EU Summit Could Clear Way For U.K. Vote On 'Brexit'

British Prime Minister David Cameron (left) is welcomed by President of the European Parliament Martin Schulz prior to meetings at the European Parliament in Brussels, Belgium, on February 15.

BRUSSELS -- EU leaders are expected to strike a deal in the next two days to clear the way for British Prime Minister David Cameron to call a U.K. referendum as early as June on continuing membership in the European Union, according to diplomats closely following the negotiations.

The February 18-19 summit in Brussels is the culmination of weeks of negotiations on reforms contained in a proposal submitted this month by European Council President Donald Tusk to avoid the potentially catastrophic departure of a key EU member in what's been dubbed a "Brexit."

Cameron has countered Euroskeptics at home by pushing to keep Britain in the bloc if it can guarantee reforms that include increased power for individual members.

EU officials told RFE/RL that significant progress had been made in the last few days and weeks toward a compromise acceptable to all 28 EU member states.

But they acknowledged that the details would still need to be agreed among attendees in a session that could extend into the early hours of February 19.

The agenda for the bloc's heads of state and other officials also includes discussion of the ongoing migrant crisis, although no specific decisions are likely to emerge on how to cope with Europe's largest wave of refugees since World War II.

British critics have objected to a range of EU policies and quotas, but officials have particularly emphasized areas like bureaucracy, competitiveness, economic governance, and social payments and remittances.

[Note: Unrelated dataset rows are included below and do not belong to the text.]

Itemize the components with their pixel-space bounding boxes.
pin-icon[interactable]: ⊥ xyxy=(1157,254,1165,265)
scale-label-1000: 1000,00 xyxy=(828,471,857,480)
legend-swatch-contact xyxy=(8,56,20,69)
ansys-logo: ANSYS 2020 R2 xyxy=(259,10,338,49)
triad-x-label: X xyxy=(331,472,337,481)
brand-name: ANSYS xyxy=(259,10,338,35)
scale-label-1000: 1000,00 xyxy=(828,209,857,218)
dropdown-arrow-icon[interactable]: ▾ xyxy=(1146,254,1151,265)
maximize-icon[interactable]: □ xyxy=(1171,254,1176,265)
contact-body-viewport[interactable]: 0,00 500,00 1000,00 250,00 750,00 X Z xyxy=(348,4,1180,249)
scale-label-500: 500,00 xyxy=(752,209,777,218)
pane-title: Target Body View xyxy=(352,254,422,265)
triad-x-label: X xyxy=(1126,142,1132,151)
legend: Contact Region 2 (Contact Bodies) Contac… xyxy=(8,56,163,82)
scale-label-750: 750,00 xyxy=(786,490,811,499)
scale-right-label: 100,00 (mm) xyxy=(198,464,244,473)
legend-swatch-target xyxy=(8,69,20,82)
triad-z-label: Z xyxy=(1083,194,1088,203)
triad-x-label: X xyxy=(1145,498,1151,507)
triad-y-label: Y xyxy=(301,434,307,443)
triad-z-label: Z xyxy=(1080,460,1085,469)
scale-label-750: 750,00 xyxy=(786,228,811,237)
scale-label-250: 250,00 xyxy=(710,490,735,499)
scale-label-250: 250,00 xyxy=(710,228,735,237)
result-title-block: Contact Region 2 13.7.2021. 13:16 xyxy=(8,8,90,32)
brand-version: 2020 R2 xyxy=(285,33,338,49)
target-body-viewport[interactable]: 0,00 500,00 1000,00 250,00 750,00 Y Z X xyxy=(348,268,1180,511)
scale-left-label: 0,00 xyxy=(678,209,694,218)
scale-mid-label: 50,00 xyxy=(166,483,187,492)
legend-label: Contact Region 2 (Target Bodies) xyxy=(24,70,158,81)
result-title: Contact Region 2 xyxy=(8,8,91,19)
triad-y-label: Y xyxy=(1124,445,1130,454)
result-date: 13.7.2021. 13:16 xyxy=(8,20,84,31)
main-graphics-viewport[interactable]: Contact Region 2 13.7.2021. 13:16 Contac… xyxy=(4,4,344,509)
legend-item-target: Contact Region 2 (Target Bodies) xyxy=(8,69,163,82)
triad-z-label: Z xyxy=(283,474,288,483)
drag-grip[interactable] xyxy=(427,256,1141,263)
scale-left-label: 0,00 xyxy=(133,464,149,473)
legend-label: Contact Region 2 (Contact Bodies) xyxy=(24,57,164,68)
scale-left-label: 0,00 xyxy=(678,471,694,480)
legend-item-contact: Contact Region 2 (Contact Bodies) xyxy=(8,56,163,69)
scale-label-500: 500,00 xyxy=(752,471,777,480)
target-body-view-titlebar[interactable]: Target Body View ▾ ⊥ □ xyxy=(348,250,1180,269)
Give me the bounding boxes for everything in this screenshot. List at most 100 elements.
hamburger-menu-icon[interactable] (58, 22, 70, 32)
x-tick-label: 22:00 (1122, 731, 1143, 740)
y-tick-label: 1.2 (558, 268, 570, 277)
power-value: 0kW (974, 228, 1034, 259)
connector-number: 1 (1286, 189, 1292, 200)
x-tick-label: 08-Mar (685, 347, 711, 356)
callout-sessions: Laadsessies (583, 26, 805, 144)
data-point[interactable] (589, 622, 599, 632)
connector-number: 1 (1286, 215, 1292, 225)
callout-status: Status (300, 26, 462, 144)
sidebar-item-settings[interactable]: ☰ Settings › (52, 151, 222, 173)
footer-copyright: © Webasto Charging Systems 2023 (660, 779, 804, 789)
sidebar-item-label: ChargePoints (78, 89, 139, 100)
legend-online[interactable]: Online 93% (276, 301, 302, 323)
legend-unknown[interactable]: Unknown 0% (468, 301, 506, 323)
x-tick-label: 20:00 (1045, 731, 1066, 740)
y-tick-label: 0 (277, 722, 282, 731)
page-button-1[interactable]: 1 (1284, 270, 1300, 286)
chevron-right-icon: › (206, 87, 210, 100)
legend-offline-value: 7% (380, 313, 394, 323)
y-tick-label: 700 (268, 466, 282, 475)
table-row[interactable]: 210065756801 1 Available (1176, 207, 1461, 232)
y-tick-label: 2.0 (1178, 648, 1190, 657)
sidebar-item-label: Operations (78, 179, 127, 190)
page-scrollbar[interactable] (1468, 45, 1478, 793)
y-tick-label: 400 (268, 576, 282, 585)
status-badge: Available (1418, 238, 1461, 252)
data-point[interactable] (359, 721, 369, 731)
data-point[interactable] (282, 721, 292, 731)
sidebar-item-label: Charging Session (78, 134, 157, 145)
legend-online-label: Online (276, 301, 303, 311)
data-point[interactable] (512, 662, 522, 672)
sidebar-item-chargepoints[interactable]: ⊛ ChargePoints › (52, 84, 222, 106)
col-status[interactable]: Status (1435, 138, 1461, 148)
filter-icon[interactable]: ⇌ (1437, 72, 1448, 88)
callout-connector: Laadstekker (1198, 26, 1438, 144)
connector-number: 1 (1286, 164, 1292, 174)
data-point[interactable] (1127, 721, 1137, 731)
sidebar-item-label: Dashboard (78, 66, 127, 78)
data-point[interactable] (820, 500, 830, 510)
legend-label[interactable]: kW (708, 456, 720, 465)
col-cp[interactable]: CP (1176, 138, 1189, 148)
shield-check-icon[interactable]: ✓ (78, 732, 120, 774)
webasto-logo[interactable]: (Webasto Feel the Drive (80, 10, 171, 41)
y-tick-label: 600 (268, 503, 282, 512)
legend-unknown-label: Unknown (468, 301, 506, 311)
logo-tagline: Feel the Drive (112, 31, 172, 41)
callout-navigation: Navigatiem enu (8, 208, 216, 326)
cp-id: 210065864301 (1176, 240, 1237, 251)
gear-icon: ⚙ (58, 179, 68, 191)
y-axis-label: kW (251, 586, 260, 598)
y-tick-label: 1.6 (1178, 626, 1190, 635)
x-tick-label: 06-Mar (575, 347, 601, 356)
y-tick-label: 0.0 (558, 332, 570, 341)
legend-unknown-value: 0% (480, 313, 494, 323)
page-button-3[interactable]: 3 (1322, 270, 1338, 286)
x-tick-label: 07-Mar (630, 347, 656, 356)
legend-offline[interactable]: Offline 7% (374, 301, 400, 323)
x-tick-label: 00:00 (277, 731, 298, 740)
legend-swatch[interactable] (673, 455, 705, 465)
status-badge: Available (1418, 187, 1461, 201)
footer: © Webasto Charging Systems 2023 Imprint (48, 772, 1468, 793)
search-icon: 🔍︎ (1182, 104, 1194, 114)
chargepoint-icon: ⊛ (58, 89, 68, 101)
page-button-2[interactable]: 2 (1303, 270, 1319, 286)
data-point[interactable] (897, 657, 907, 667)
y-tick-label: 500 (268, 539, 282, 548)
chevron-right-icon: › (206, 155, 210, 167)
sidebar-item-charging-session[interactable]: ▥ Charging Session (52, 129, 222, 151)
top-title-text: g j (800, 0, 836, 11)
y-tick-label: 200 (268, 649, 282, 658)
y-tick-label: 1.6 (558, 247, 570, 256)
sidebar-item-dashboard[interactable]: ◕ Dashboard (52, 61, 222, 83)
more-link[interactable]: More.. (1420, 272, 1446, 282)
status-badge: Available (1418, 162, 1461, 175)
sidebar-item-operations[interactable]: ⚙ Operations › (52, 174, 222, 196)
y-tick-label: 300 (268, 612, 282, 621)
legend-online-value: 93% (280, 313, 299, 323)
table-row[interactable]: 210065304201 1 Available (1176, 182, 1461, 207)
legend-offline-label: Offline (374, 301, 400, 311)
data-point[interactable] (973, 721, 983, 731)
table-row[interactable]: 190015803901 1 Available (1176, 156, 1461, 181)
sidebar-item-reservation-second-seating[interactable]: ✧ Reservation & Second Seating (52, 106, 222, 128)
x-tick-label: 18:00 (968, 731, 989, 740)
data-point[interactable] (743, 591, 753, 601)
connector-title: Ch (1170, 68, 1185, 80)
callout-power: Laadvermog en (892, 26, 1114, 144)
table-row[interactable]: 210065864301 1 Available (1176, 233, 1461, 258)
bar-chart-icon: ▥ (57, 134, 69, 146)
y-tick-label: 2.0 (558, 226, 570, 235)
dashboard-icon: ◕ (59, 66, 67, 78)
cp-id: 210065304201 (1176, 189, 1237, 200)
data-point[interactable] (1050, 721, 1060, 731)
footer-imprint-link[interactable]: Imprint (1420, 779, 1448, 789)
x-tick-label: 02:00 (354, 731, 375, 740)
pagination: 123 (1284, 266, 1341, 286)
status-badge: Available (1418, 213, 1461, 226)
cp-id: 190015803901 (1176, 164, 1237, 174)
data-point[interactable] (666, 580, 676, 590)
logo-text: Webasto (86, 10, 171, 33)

U.K. challenges to the European Union's commitment to the free movement of people are likely to prove especially contentious, with policies coming under enormous strain as Syrian refugees and other migrants pour into Europe on an unprecedented scale.

Sticking Points

The specter of possible exceptions for individual members has sometimes dogged the reform talks.

But German Chancellor Angela Merkel lent force to British concerns on February 17 by telling lawmakers that "these are not just about Britain's individual interests on some issues or questions; rather, it's about several points that are justified and understandable," according to AFP.

The most serious dispute, on benefits payments to foreign workers, pits London against a number of relatively recent EU entrants from postcommunist Central and Eastern Europe.

Cameron has been keen to stem the flow to Britain of labor migrants and Tusk has suggested an emergency brake on benefits for EU workers in the United Kingdom. Some eastern members agree in principle to such a mechanism but disagree on details, including its duration.

Tusk's original proposal also envisaged the benefits exception as available to all EU member states seeing a large influx of labor migrants from other EU countries, but a compromise could see that field narrowed to three countries -- Ireland, Sweden, and the United Kingdom -- who opened their labor markets to citizens of new eastern members when the latter joined 12 years ago.

Another dispute concerns the possible indexing of child benefits for U.K. workers from elsewhere in the bloc.

France has also signaled its unhappy with another British request that could allow countries that don't use the euro -- such as Britain -- greater access to decision-making in the powerful Eurogroup, comprising eurozone finance ministers.

'Taking Stock' Of Migrants

On the current migrant crisis that threatens to rebuild borders swept away under the Schengen agreement, diplomatic sources told RFE/RL that EU leaders at the summit will merely "take stock of the [migrant] situation without taking any decisions."

The prime ministers of the Czech Republic, Hungary, Poland, and Slovakia met in Prague on February 15 to discuss "an alternative plan" to stem the flow of migrants to Europe by bolstering Macedonia's and Bulgaria's borders with Greece -- a move that some observers see as just the latest threat to EU unity on a fraught issue.

Earlier this month, the EU gave member Greece three months to fix its border problems or risk suspension from the "borderless" Schengen zone.

Greece's neighbor, Turkey, is hosting millions of migrants who have fled fighting in Syria during the five-year war devastating that country.

If there is a deal in Brussels, Cameron is likely to call a referendum in the United Kingdom -- which hasn't had a direct vote on a major EU issue in more than 40 years -- that could be difficult to predict.

The European Union and the euro were buffeted by a sovereign-debt crisis in Greece that finally abated after public-spending and other reform commitments salvaged a massive bailout deal in 2015, but only after considerable brinksmanship and talk of a possible "Grexit."